Insomnia And Pregnancy Beaten With Meditation
Today, we are going to be diving into a new way to treat insomnia and pregnancy that I have not previously discussed before.
Instead of using pills, herbs, or anything external, we're going to be using only your mind.
After that statement, I'm sure most of you probably want the pills.
That's alright, sometimes change is good and your form of change will come in meditation.
When I first heard of meditation, I thought it was some eastern spiritual practice and it is, but it's also much more than that.
Science has determined that there are many benefits from this relaxation technique and for the purpose of this article I'll be limiting it to that.
Anything spiritual that you discover is yours to discover on your own.
We'll only be discussing the ways meditating can help overcome insomnia and pregnancy.
Alright, how's this blasted newfound relaxation technique help me to sleep? The first and foremost should be obvious.
Relaxation is one of the major keys in falling asleep.
Only drunks find themselves sleeping with an arm bent backwards under their thigh.
The second benefit is a little less obvious and I'll take my time to make sure you fully comprehend it.
When you sleep, you go through at least three brainwave patterns.
The easiest way to remember these three (alpha, beta, and theta waves) is to think of them like consciousness, relaxed, and asleep.
For those of you with insomnia and pregnancy who find it hard to get to sleep, your brainwaves never leave the first stage.
This is an easy fix, so let's get on that.
To begin meditation, you'll need to find a comfortable place to either sit up straight or to lie down.
Get in your position and close your eyes to begin taking in deep but comfortable breaths through the nose out and out with the mouth.
Focus solely on your breathing and do not let other thoughts enter your mind.
If you do have thoughts, let them in and let them pass.
Continue this stress relieving process for as long as you feel comfortable but at least 15 minutes.
Insomnia and pregnancy will be a thing of the past once you begin to master this and you should notice when you finish meditating, you feel relaxed and a little tired.
This comes with practice.
The more you meditate, the quicker you reach deeper levels of relaxation.
There you have it, a free method of going to sleep with ease.
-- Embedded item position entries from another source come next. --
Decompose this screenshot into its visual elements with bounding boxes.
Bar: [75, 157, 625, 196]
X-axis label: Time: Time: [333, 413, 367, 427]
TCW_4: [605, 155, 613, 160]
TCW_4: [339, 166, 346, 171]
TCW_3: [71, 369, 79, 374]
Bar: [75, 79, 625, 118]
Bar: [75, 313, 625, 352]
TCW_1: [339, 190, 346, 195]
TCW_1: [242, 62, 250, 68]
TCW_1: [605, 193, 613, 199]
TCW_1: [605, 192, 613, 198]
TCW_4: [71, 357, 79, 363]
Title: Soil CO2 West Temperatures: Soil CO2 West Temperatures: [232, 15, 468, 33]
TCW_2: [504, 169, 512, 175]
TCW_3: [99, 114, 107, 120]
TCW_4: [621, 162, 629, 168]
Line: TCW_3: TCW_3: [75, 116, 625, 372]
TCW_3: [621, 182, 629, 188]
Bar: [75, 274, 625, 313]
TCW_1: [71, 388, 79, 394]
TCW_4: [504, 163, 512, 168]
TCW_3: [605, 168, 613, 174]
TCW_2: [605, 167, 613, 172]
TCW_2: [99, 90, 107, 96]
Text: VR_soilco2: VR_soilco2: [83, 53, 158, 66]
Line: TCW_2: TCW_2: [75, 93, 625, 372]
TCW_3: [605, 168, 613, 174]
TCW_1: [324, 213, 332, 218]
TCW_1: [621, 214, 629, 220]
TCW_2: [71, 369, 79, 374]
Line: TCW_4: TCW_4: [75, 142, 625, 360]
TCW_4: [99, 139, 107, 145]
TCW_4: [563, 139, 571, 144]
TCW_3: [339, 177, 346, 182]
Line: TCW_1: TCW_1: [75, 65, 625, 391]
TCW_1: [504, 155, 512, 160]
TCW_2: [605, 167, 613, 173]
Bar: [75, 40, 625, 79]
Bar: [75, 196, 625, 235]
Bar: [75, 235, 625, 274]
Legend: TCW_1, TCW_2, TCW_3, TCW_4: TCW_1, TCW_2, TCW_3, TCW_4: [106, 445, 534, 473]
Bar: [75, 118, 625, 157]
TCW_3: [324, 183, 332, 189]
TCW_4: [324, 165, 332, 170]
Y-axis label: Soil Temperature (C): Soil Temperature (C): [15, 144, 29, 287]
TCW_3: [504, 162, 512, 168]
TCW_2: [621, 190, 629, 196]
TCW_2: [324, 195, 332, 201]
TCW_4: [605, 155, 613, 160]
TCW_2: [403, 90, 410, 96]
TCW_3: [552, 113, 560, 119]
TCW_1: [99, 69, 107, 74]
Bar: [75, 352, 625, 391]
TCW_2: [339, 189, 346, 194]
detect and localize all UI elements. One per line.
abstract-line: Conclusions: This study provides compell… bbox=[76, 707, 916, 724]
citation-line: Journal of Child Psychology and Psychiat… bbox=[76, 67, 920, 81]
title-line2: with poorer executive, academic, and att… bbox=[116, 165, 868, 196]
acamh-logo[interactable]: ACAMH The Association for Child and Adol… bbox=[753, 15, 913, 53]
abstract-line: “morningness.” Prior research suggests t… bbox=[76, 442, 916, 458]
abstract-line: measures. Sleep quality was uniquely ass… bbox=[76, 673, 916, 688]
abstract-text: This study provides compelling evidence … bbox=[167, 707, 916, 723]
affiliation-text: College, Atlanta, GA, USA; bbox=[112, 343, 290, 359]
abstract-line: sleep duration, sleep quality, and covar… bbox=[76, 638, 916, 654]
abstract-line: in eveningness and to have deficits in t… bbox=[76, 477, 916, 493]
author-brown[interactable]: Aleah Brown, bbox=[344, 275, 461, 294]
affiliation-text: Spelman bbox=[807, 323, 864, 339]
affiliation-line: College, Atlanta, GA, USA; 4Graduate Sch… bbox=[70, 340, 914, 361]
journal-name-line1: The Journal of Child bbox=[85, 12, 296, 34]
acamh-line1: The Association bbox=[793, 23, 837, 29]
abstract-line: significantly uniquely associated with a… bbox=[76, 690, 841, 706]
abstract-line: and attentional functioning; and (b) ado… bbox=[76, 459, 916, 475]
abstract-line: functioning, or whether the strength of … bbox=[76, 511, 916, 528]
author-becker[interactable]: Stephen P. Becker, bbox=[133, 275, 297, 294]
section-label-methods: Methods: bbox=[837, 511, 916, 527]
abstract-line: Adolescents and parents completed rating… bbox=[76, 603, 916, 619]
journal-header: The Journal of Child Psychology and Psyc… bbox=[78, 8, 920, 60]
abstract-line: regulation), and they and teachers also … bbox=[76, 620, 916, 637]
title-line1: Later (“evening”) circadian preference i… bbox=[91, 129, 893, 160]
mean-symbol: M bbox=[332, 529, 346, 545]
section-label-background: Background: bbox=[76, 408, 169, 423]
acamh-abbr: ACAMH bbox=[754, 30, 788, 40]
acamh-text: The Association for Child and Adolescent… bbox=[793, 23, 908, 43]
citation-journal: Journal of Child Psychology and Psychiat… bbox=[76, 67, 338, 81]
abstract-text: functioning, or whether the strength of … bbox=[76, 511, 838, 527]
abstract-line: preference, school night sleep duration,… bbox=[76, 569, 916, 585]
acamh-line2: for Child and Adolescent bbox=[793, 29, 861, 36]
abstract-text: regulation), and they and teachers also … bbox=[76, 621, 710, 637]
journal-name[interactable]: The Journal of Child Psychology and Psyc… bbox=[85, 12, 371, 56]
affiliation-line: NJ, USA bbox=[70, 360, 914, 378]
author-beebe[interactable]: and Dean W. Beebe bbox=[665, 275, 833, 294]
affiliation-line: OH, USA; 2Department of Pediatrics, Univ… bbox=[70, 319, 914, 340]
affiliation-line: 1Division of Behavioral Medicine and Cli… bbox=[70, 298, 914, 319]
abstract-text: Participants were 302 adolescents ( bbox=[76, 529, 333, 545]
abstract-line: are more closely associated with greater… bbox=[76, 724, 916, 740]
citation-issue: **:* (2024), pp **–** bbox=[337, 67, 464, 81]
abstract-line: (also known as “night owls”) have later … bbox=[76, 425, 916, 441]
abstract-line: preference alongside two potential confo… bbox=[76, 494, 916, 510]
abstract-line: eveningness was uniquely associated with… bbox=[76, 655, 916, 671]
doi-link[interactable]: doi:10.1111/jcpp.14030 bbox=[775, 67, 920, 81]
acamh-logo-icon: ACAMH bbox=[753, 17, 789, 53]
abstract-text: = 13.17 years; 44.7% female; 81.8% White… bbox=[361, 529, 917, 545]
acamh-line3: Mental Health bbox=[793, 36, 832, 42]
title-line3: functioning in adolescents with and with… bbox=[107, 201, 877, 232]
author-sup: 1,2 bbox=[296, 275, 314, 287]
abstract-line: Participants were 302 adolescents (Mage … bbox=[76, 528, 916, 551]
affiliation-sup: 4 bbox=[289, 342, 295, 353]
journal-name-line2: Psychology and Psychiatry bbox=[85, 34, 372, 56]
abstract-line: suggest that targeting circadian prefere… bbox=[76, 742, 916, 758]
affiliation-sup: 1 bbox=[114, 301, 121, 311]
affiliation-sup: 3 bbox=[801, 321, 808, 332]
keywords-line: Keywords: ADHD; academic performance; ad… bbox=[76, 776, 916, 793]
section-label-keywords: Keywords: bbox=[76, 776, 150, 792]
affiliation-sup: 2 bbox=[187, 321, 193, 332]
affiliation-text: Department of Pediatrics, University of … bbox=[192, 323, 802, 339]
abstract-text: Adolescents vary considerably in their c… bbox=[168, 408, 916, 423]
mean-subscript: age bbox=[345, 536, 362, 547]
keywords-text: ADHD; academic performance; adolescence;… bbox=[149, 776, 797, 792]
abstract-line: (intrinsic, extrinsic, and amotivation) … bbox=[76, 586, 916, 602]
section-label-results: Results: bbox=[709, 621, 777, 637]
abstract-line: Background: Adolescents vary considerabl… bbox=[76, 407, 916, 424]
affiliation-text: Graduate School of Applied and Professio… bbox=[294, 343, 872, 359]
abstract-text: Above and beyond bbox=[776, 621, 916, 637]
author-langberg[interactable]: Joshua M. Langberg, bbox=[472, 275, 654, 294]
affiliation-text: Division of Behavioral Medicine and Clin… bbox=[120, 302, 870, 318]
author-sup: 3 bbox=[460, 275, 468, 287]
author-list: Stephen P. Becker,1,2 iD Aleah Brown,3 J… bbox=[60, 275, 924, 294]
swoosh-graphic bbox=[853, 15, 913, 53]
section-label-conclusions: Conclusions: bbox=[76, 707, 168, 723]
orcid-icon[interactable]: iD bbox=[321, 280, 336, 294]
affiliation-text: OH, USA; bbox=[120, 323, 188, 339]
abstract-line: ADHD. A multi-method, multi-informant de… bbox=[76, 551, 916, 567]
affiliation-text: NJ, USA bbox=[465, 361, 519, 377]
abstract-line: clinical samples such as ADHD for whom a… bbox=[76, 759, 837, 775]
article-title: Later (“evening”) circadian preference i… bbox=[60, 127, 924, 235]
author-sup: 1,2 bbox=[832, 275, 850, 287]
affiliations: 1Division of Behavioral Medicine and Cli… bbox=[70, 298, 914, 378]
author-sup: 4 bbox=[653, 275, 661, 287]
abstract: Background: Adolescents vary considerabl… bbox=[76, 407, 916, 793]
Instead of using pills, herbs, or anything external, we're going to be using only your mind.
After that statement, I'm sure most of you probably want the pills.
That's alright, sometimes change is good and your form of change will come in meditation.
When I first heard of meditation, I thought it was some eastern spiritual practice and it is, but it's also much more than that.
Science has determined that there are many benefits from this relaxation technique and for the purpose of this article I'll be limiting it to that.
Anything spiritual that you discover is yours to discover on your own.
We'll only be discussing the ways meditating can help overcome insomnia and pregnancy.
Alright, how's this blasted newfound relaxation technique help me to sleep? The first and foremost should be obvious.
Relaxation is one of the major keys in falling asleep.
Only drunks find themselves sleeping with an arm bent backwards under their thigh.
The second benefit is a little less obvious and I'll take my time to make sure you fully comprehend it.
When you sleep, you go through at least three brainwave patterns.
The easiest way to remember these three (alpha, beta, and theta waves) is to think of them like consciousness, relaxed, and asleep.
For those of you with insomnia and pregnancy who find it hard to get to sleep, your brainwaves never leave the first stage.
This is an easy fix, so let's get on that.
To begin meditation, you'll need to find a comfortable place to either sit up straight or to lie down.
Get in your position and close your eyes to begin taking in deep but comfortable breaths through the nose out and out with the mouth.
Focus solely on your breathing and do not let other thoughts enter your mind.
If you do have thoughts, let them in and let them pass.
Continue this stress relieving process for as long as you feel comfortable but at least 15 minutes.
Insomnia and pregnancy will be a thing of the past once you begin to master this and you should notice when you finish meditating, you feel relaxed and a little tired.
This comes with practice.
The more you meditate, the quicker you reach deeper levels of relaxation.
There you have it, a free method of going to sleep with ease.